Wednesday, October 1, 2014

Image of the Month: October 2014

Putting aside the usual abstract adventure I've typically been showcasing for Image of the Month, I decided to go old school with a classic black & white.  This weekend I had the opportunity to participate in the recognition of the first women's field hockey varsity team at University of Michigan, or as they are often referred to as Team 1  (year of 1973).  

Watching the current University of Michigan's women's team play Rutgers and celebrate the dedication of the new Phyllis Ocker Field & and Athletic Center I decided to use the vintage approach of black & white as an homage to the earlier times of 1973 when the first field hockey varsity team hit the field.  There's something to be said for the simplicity of black and white as it removes the distraction of color that often impedes the viewer from focusing on the content of the image as opposed to fixating on the attention grabbing color.  

The other reason this image made the cut for the October showcase is the composition.  As previously inferred, simplicity is typically neglected and an understated art form that is too often ignored as a basic element of composition.  Or in other words, the Gestalt psychology principles can lead to more dynamic tension filled with lines, form, tension and overall excitement.

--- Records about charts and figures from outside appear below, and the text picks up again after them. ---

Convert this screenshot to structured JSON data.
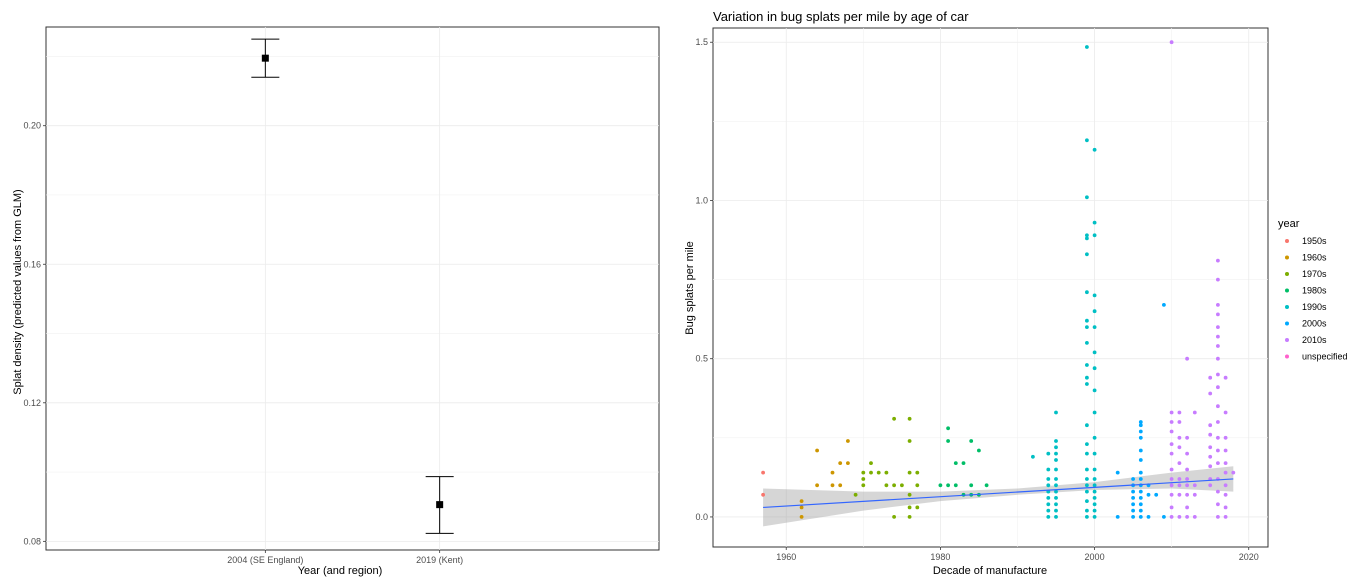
{
  "chart_data": [
    {
      "type": "scatter",
      "title": "",
      "xlabel": "Year (and region)",
      "ylabel": "Splat density (predicted values from GLM)",
      "categories": [
        "2004 (SE England)",
        "2019 (Kent)"
      ],
      "values": [
        0.2195,
        0.0906
      ],
      "ci_low": [
        0.214,
        0.0823
      ],
      "ci_high": [
        0.225,
        0.0987
      ],
      "ylim": [
        0.0775,
        0.2285
      ],
      "yticks": [
        0.08,
        0.12,
        0.16,
        0.2
      ],
      "ytick_labels": [
        "0.08",
        "0.12",
        "0.16",
        "0.20"
      ],
      "grid": true
    },
    {
      "type": "scatter",
      "title": "Variation in bug splats per mile by age of car",
      "xlabel": "Decade of manufacture",
      "ylabel": "Bug splats per mile",
      "xlim": [
        1950.5,
        2022.5
      ],
      "ylim": [
        -0.095,
        1.545
      ],
      "xticks": [
        1960,
        1980,
        2000,
        2020
      ],
      "yticks": [
        0.0,
        0.5,
        1.0,
        1.5
      ],
      "ytick_labels": [
        "0.0",
        "0.5",
        "1.0",
        "1.5"
      ],
      "grid": true,
      "legend_title": "year",
      "legend_position": "right",
      "series": [
        {
          "name": "1950s",
          "color": "#F8766D",
          "points": [
            [
              1957,
              0.14
            ],
            [
              1957,
              0.07
            ]
          ]
        },
        {
          "name": "1960s",
          "color": "#CD9600",
          "points": [
            [
              1962,
              0.05
            ],
            [
              1962,
              0.03
            ],
            [
              1962,
              0.0
            ],
            [
              1964,
              0.21
            ],
            [
              1964,
              0.1
            ],
            [
              1966,
              0.14
            ],
            [
              1966,
              0.1
            ],
            [
              1967,
              0.1
            ],
            [
              1967,
              0.17
            ],
            [
              1968,
              0.24
            ],
            [
              1968,
              0.17
            ]
          ]
        },
        {
          "name": "1970s",
          "color": "#7CAE00",
          "points": [
            [
              1969,
              0.07
            ],
            [
              1970,
              0.14
            ],
            [
              1970,
              0.12
            ],
            [
              1970,
              0.1
            ],
            [
              1971,
              0.17
            ],
            [
              1971,
              0.14
            ],
            [
              1972,
              0.14
            ],
            [
              1973,
              0.14
            ],
            [
              1973,
              0.1
            ],
            [
              1974,
              0.1
            ],
            [
              1974,
              0.31
            ],
            [
              1974,
              0.0
            ],
            [
              1975,
              0.1
            ],
            [
              1976,
              0.31
            ],
            [
              1976,
              0.24
            ],
            [
              1976,
              0.14
            ],
            [
              1976,
              0.07
            ],
            [
              1976,
              0.03
            ],
            [
              1976,
              0.0
            ],
            [
              1977,
              0.14
            ],
            [
              1977,
              0.1
            ],
            [
              1977,
              0.03
            ]
          ]
        },
        {
          "name": "1980s",
          "color": "#00BE67",
          "points": [
            [
              1980,
              0.1
            ],
            [
              1981,
              0.28
            ],
            [
              1981,
              0.24
            ],
            [
              1981,
              0.1
            ],
            [
              1982,
              0.17
            ],
            [
              1982,
              0.1
            ],
            [
              1983,
              0.17
            ],
            [
              1983,
              0.07
            ],
            [
              1984,
              0.24
            ],
            [
              1984,
              0.1
            ],
            [
              1984,
              0.07
            ],
            [
              1985,
              0.21
            ],
            [
              1985,
              0.07
            ],
            [
              1986,
              0.1
            ]
          ]
        },
        {
          "name": "1990s",
          "color": "#00BFC4",
          "points": [
            [
              1992,
              0.19
            ],
            [
              1994,
              0.2
            ],
            [
              1994,
              0.15
            ],
            [
              1994,
              0.12
            ],
            [
              1994,
              0.1
            ],
            [
              1994,
              0.08
            ],
            [
              1994,
              0.06
            ],
            [
              1994,
              0.04
            ],
            [
              1994,
              0.02
            ],
            [
              1994,
              0.0
            ],
            [
              1995,
              0.33
            ],
            [
              1995,
              0.24
            ],
            [
              1995,
              0.22
            ],
            [
              1995,
              0.2
            ],
            [
              1995,
              0.18
            ],
            [
              1995,
              0.15
            ],
            [
              1995,
              0.12
            ],
            [
              1995,
              0.1
            ],
            [
              1995,
              0.08
            ],
            [
              1995,
              0.06
            ],
            [
              1995,
              0.04
            ],
            [
              1995,
              0.02
            ],
            [
              1995,
              0.0
            ],
            [
              1999,
              1.485
            ],
            [
              1999,
              1.19
            ],
            [
              1999,
              1.01
            ],
            [
              1999,
              0.89
            ],
            [
              1999,
              0.88
            ],
            [
              1999,
              0.83
            ],
            [
              1999,
              0.71
            ],
            [
              1999,
              0.62
            ],
            [
              1999,
              0.6
            ],
            [
              1999,
              0.55
            ],
            [
              1999,
              0.48
            ],
            [
              1999,
              0.44
            ],
            [
              1999,
              0.42
            ],
            [
              1999,
              0.29
            ],
            [
              1999,
              0.23
            ],
            [
              1999,
              0.2
            ],
            [
              1999,
              0.15
            ],
            [
              1999,
              0.12
            ],
            [
              1999,
              0.1
            ],
            [
              1999,
              0.08
            ],
            [
              1999,
              0.05
            ],
            [
              1999,
              0.02
            ],
            [
              1999,
              0.0
            ],
            [
              2000,
              1.16
            ],
            [
              2000,
              0.93
            ],
            [
              2000,
              0.89
            ],
            [
              2000,
              0.7
            ],
            [
              2000,
              0.65
            ],
            [
              2000,
              0.6
            ],
            [
              2000,
              0.52
            ],
            [
              2000,
              0.47
            ],
            [
              2000,
              0.4
            ],
            [
              2000,
              0.33
            ],
            [
              2000,
              0.25
            ],
            [
              2000,
              0.2
            ],
            [
              2000,
              0.15
            ],
            [
              2000,
              0.12
            ],
            [
              2000,
              0.1
            ],
            [
              2000,
              0.08
            ],
            [
              2000,
              0.06
            ],
            [
              2000,
              0.04
            ],
            [
              2000,
              0.02
            ],
            [
              2000,
              0.0
            ]
          ]
        },
        {
          "name": "2000s",
          "color": "#00A9FF",
          "points": [
            [
              2003,
              0.14
            ],
            [
              2003,
              0.0
            ],
            [
              2005,
              0.12
            ],
            [
              2005,
              0.1
            ],
            [
              2005,
              0.08
            ],
            [
              2005,
              0.06
            ],
            [
              2005,
              0.04
            ],
            [
              2005,
              0.02
            ],
            [
              2005,
              0.0
            ],
            [
              2006,
              0.3
            ],
            [
              2006,
              0.29
            ],
            [
              2006,
              0.27
            ],
            [
              2006,
              0.25
            ],
            [
              2006,
              0.21
            ],
            [
              2006,
              0.18
            ],
            [
              2006,
              0.14
            ],
            [
              2006,
              0.12
            ],
            [
              2006,
              0.1
            ],
            [
              2006,
              0.08
            ],
            [
              2006,
              0.06
            ],
            [
              2006,
              0.04
            ],
            [
              2006,
              0.02
            ],
            [
              2006,
              0.0
            ],
            [
              2007,
              0.1
            ],
            [
              2007,
              0.07
            ],
            [
              2007,
              0.0
            ],
            [
              2008,
              0.07
            ],
            [
              2009,
              0.67
            ],
            [
              2009,
              0.0
            ]
          ]
        },
        {
          "name": "2010s",
          "color": "#C77CFF",
          "points": [
            [
              2010,
              1.5
            ],
            [
              2010,
              0.33
            ],
            [
              2010,
              0.3
            ],
            [
              2010,
              0.27
            ],
            [
              2010,
              0.23
            ],
            [
              2010,
              0.2
            ],
            [
              2010,
              0.15
            ],
            [
              2010,
              0.12
            ],
            [
              2010,
              0.1
            ],
            [
              2010,
              0.07
            ],
            [
              2010,
              0.03
            ],
            [
              2010,
              0.0
            ],
            [
              2011,
              0.33
            ],
            [
              2011,
              0.3
            ],
            [
              2011,
              0.25
            ],
            [
              2011,
              0.22
            ],
            [
              2011,
              0.17
            ],
            [
              2011,
              0.12
            ],
            [
              2011,
              0.1
            ],
            [
              2011,
              0.07
            ],
            [
              2011,
              0.0
            ],
            [
              2012,
              0.5
            ],
            [
              2012,
              0.25
            ],
            [
              2012,
              0.2
            ],
            [
              2012,
              0.15
            ],
            [
              2012,
              0.12
            ],
            [
              2012,
              0.1
            ],
            [
              2012,
              0.07
            ],
            [
              2012,
              0.03
            ],
            [
              2012,
              0.0
            ],
            [
              2013,
              0.33
            ],
            [
              2013,
              0.1
            ],
            [
              2013,
              0.07
            ],
            [
              2013,
              0.0
            ],
            [
              2015,
              0.44
            ],
            [
              2015,
              0.39
            ],
            [
              2015,
              0.29
            ],
            [
              2015,
              0.26
            ],
            [
              2015,
              0.22
            ],
            [
              2015,
              0.19
            ],
            [
              2015,
              0.16
            ],
            [
              2015,
              0.12
            ],
            [
              2015,
              0.1
            ],
            [
              2016,
              0.81
            ],
            [
              2016,
              0.75
            ],
            [
              2016,
              0.67
            ],
            [
              2016,
              0.64
            ],
            [
              2016,
              0.6
            ],
            [
              2016,
              0.57
            ],
            [
              2016,
              0.54
            ],
            [
              2016,
              0.5
            ],
            [
              2016,
              0.45
            ],
            [
              2016,
              0.41
            ],
            [
              2016,
              0.35
            ],
            [
              2016,
              0.3
            ],
            [
              2016,
              0.25
            ],
            [
              2016,
              0.21
            ],
            [
              2016,
              0.17
            ],
            [
              2016,
              0.12
            ],
            [
              2016,
              0.08
            ],
            [
              2016,
              0.04
            ],
            [
              2016,
              0.0
            ],
            [
              2017,
              0.44
            ],
            [
              2017,
              0.33
            ],
            [
              2017,
              0.25
            ],
            [
              2017,
              0.21
            ],
            [
              2017,
              0.17
            ],
            [
              2017,
              0.14
            ],
            [
              2017,
              0.1
            ],
            [
              2017,
              0.07
            ],
            [
              2017,
              0.03
            ],
            [
              2017,
              0.0
            ],
            [
              2018,
              0.14
            ]
          ]
        },
        {
          "name": "unspecified",
          "color": "#FF61CC",
          "points": []
        }
      ],
      "fit_line": {
        "color": "#3366FF",
        "x": [
          1957,
          2018
        ],
        "y": [
          0.03,
          0.12
        ]
      },
      "confidence_band": {
        "color": "#999999",
        "x": [
          1957,
          1970,
          1980,
          1990,
          2000,
          2010,
          2018
        ],
        "lower": [
          -0.03,
          0.02,
          0.05,
          0.07,
          0.085,
          0.09,
          0.08
        ],
        "upper": [
          0.09,
          0.08,
          0.08,
          0.09,
          0.11,
          0.14,
          0.16
        ]
      }
    }
  ]
}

Just as a refresher, here's the basic principles of Gestalt psychology as it applies to photography:
  1. Figure-Ground.  Are you able to differentiate a form from its surroundings? This helps to control your audience's perception of what to focus on.  Here the players are distinctly set apart from their surroundings of the open field surface.
  2. Proximity.  Elements placed close to each other is often perceived as one group.  In this case the closeness of a large number of teammates and field officials unifies them together and is perceived by your eye as one large object.
  3. Symmetry & Balance.  This is based on the Golden Ratio or Rule of Thirds.  You can direct the viewer's focus onto a select area of the image by creating equilibrium, whether it's symmetrical or in the above image, an asymmetrical balance.  This placement of the team in the upper third immediately places interest in that area.
  4. Similarity.  Elements that have similarities will often be viewed together as a group or pattern.  Deliberate use of similarity can add more meaning to an image.
  5. Continuity.  Here the viewer's eye is compelled to move in a direction inferred by the composition.  In this image, the field lines that converge at the center of the team's gathering compels the viewer to follow the leading lines to the central focal point....the team.
  6. Closure.  It's about giving the brain enough information so that it can finish forming figures even if they aren't explicitly in the image itself.  It's closely related to Continuity and Similarity, the human brain follows contours and lines even when information is incomplete.  
This is all to say, consider your composition and the principles of Gestalt psychology when taking your next image.  And remember, simplicity is a beautiful thing.